A demurrer for want of sufficient facts was sustained, to the complaint, and there was judgment on the demurrer.

The only question we have to consider, therefore, is the sufficiency of the complaint.

It is claimed by the appellant, that, as Vogel and Schreiber were partners, Schreiber had the power to sell and dispose of the real estate of the firm in the same manner as if it had been personal property, and that consequently Schreiber’s deed conveyed to him Vogel’s title to the lot, as well as Schreiber’s; that, as a result, he, the appellant, obtained a full title to the entire lot, subject only to the claim of Eastner under his purchase at the sheriff’s sale; that, having redeemed the lot from the sale to Eastner, all liens against it were discharged, and his title was complete ; that, at all events, as Eastner accepted the redemption money, the firm of Eastner & Renner, for whom he was evidently acting, are estopped from asserting any further lien or claim against the lot.

As to the power of a partner over the real estate of a firm, we understand the rule to be, that no partner or proportion of partners can sell or transfer the real estate of the firm outright for money, or by way of mortgage, or to assignees in trust for debts, without the consent and authority of the other partners.

One partner may contract debts and make contracts which will indirectly reach the realty, because it must finally be subject to the debts of the firm: but he can not directly convey or appropriate it, excepting so far as he has the legal title in himself.

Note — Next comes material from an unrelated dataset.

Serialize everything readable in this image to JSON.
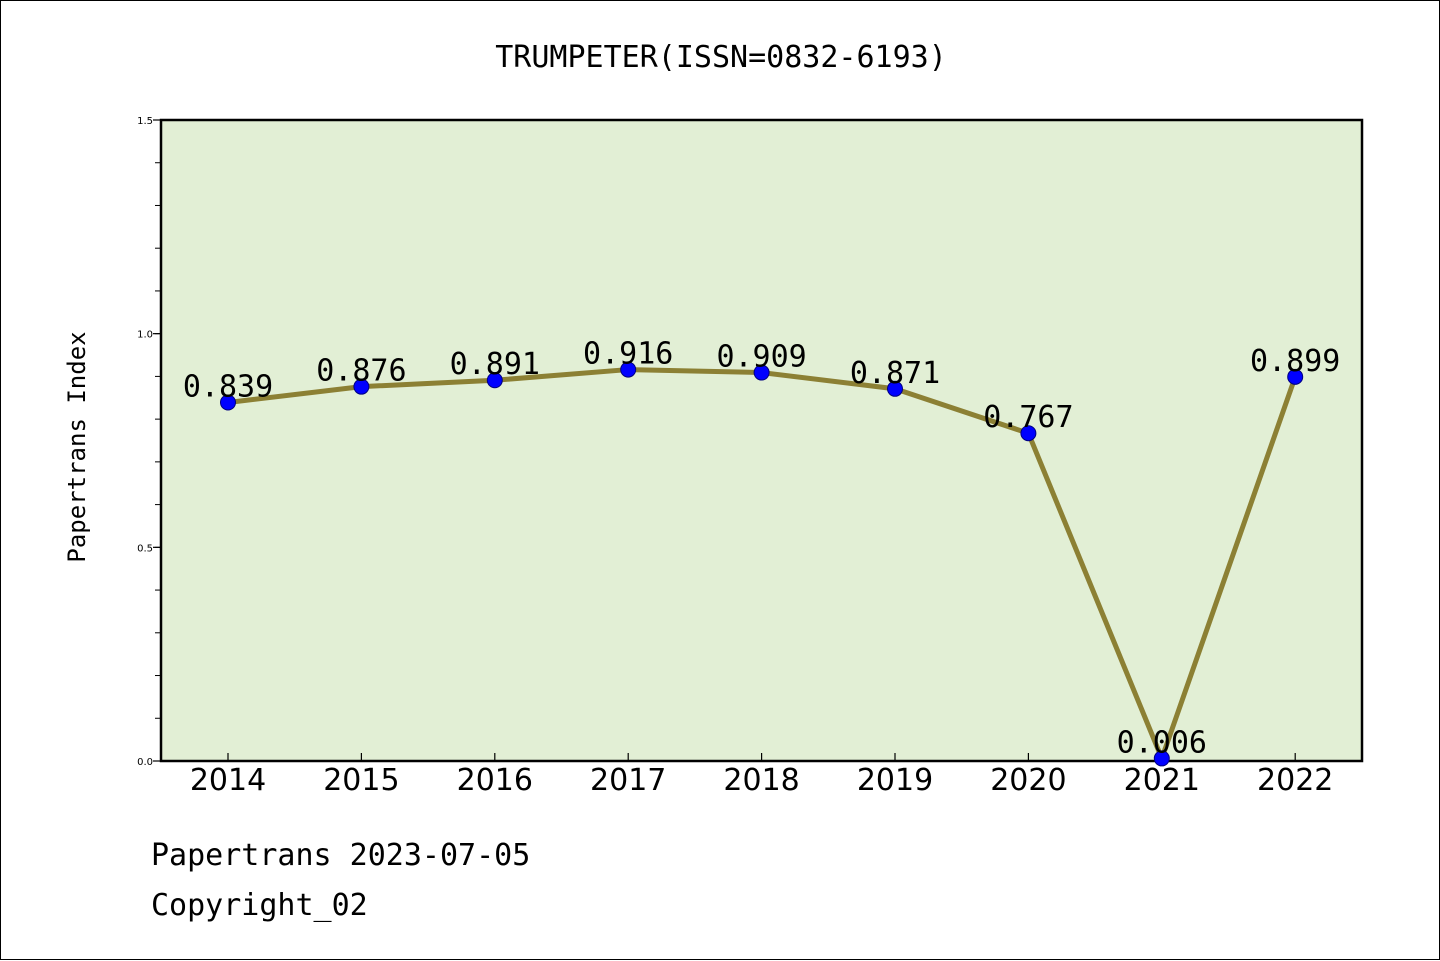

It would seem, therefore, that the power of a partner over the real estate of the firm is less than that over the personal estate, and that the deed of Schreiber to the appellant did not transfer the interest of Vogel in the lot. Parsons Partnership, 376.

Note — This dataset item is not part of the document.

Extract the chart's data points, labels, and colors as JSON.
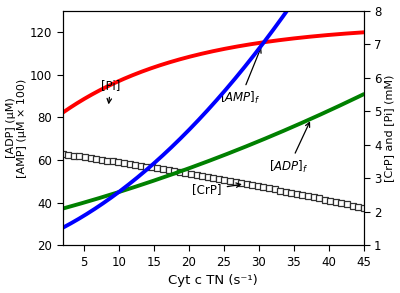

As to Vogel’s interest, the appellant was a volunteer, *536only, in his redemption of it from the sale to Kastner, and acquired no lien or precedence by such redemption. It is only a mortgagee or judgment creditor who acquires a lien on real estate by advancing money to redeem it. 2 R. S. 1876, p. 220.

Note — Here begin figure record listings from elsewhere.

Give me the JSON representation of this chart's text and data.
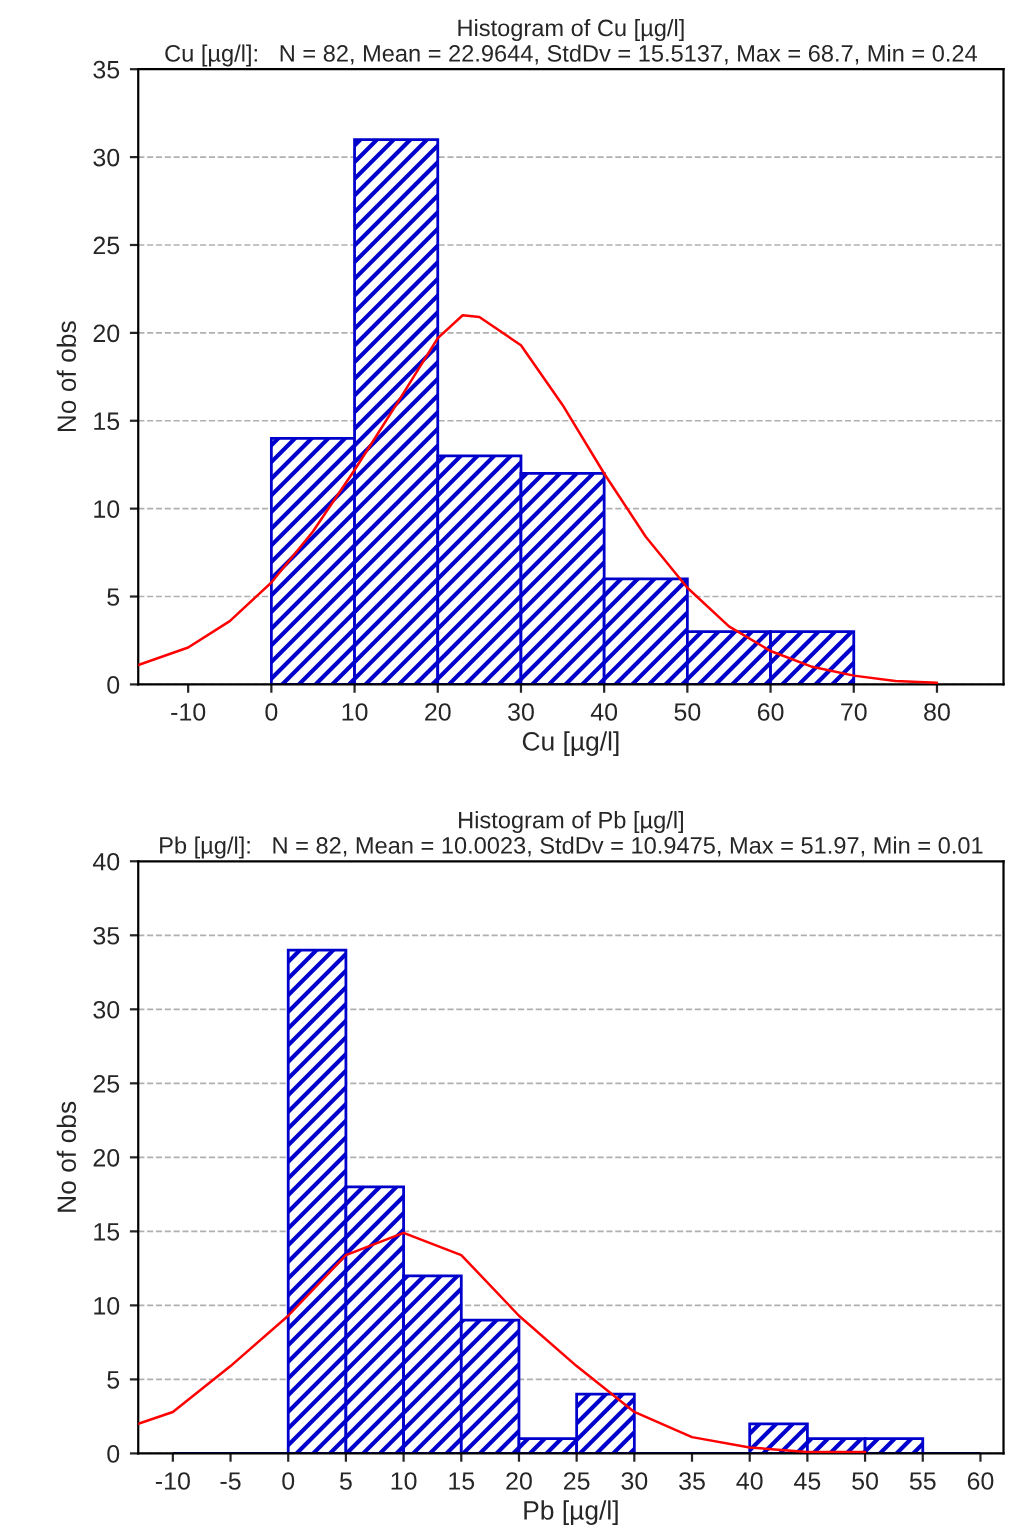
{
  "chart_data": [
    {
      "type": "histogram",
      "title": "Histogram of Cu [µg/l]",
      "subtitle": "Cu [µg/l]:   N = 82, Mean = 22.9644, StdDv = 15.5137, Max = 68.7, Min = 0.24",
      "xlabel": "Cu [µg/l]",
      "ylabel": "No of obs",
      "bins": [
        0,
        10,
        20,
        30,
        40,
        50,
        60,
        70
      ],
      "values": [
        14,
        31,
        13,
        12,
        6,
        3,
        3
      ],
      "color": "#0000cc",
      "series": [
        {
          "type": "line",
          "color": "#ff0000",
          "x": [
            -16,
            -10,
            -5,
            0,
            5,
            10,
            15,
            20,
            23,
            25,
            30,
            35,
            40,
            45,
            50,
            55,
            60,
            65,
            70,
            75,
            80
          ],
          "values": [
            1.1,
            2.1,
            3.6,
            5.8,
            8.7,
            12.2,
            15.9,
            19.7,
            21,
            20.9,
            19.3,
            15.9,
            12.0,
            8.4,
            5.5,
            3.3,
            1.9,
            1.0,
            0.5,
            0.2,
            0.1
          ]
        }
      ],
      "xlim": [
        -16,
        88
      ],
      "ylim": [
        0,
        35
      ],
      "xticks": [
        -10,
        0,
        10,
        20,
        30,
        40,
        50,
        60,
        70,
        80
      ],
      "yticks": [
        0,
        5,
        10,
        15,
        20,
        25,
        30,
        35
      ],
      "grid": "y"
    },
    {
      "type": "histogram",
      "title": "Histogram of Pb [µg/l]",
      "subtitle": "Pb [µg/l]:   N = 82, Mean = 10.0023, StdDv = 10.9475, Max = 51.97, Min = 0.01",
      "xlabel": "Pb [µg/l]",
      "ylabel": "No of obs",
      "bins": [
        -10,
        -5,
        0,
        5,
        10,
        15,
        20,
        25,
        30,
        35,
        40,
        45,
        50,
        55,
        60
      ],
      "values": [
        0,
        0,
        34,
        18,
        12,
        9,
        1,
        4,
        0,
        0,
        2,
        1,
        1,
        0
      ],
      "color": "#0000cc",
      "series": [
        {
          "type": "line",
          "color": "#ff0000",
          "x": [
            -13,
            -10,
            -5,
            0,
            5,
            10,
            15,
            20,
            25,
            30,
            35,
            40,
            45,
            50
          ],
          "values": [
            2.0,
            2.8,
            5.9,
            9.3,
            13.4,
            14.9,
            13.4,
            9.3,
            5.9,
            2.8,
            1.1,
            0.4,
            0.1,
            0.1
          ]
        }
      ],
      "xlim": [
        -13,
        62
      ],
      "ylim": [
        0,
        40
      ],
      "xticks": [
        -10,
        -5,
        0,
        5,
        10,
        15,
        20,
        25,
        30,
        35,
        40,
        45,
        50,
        55,
        60
      ],
      "yticks": [
        0,
        5,
        10,
        15,
        20,
        25,
        30,
        35,
        40
      ],
      "grid": "y"
    }
  ]
}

Whether Kastner might not have successfully resisted the appellant’s right to redeem Yogel’s interest is a question we need not decide, as his acceptance of the redemption money recognized the appellant’s right to redeem it, and estopped him from afterward denying that right. To that extent, we think, Kastner was estopped by his acceptance of the redemption moneyj and no further. Phyfe v. Riley, 15 Wend. 248.

When real property is redeemed from a sale under execution, either by the owner or some one else acting in his behalf the certificate of sale is simp]y annulled, and the property restored to the position it occupied before the sale, with the judgment lien or liens reinstated for any balance or balances remaining unpaid, and may be resold to discharge such judgment lien or liens. Wood v. Colvin, 5 Hill, 228; Bodine v. Moore, 18 N. Y. 347.

Independently of any authority on the subject, we think that is the fair and reasonable construction of our statute for the redemption of real estate sold on execution, and we hold that such is its proper construction.

If Schreiber had redeemed the property, without conveying it to the appellant, he clearly could not have objected to a resale of it for the payment of any unpaid balance of a judgment lien against him. We can not see on what principle it can be claimed, that the appellant, as the grantee of Schreiber, occupies any better or more favorable position.

We are, therefore, led to the conclusion, that the court below did not err in sustaining the demurrer to the complaint.

The judgment is affirmed, at the costs of the appellant.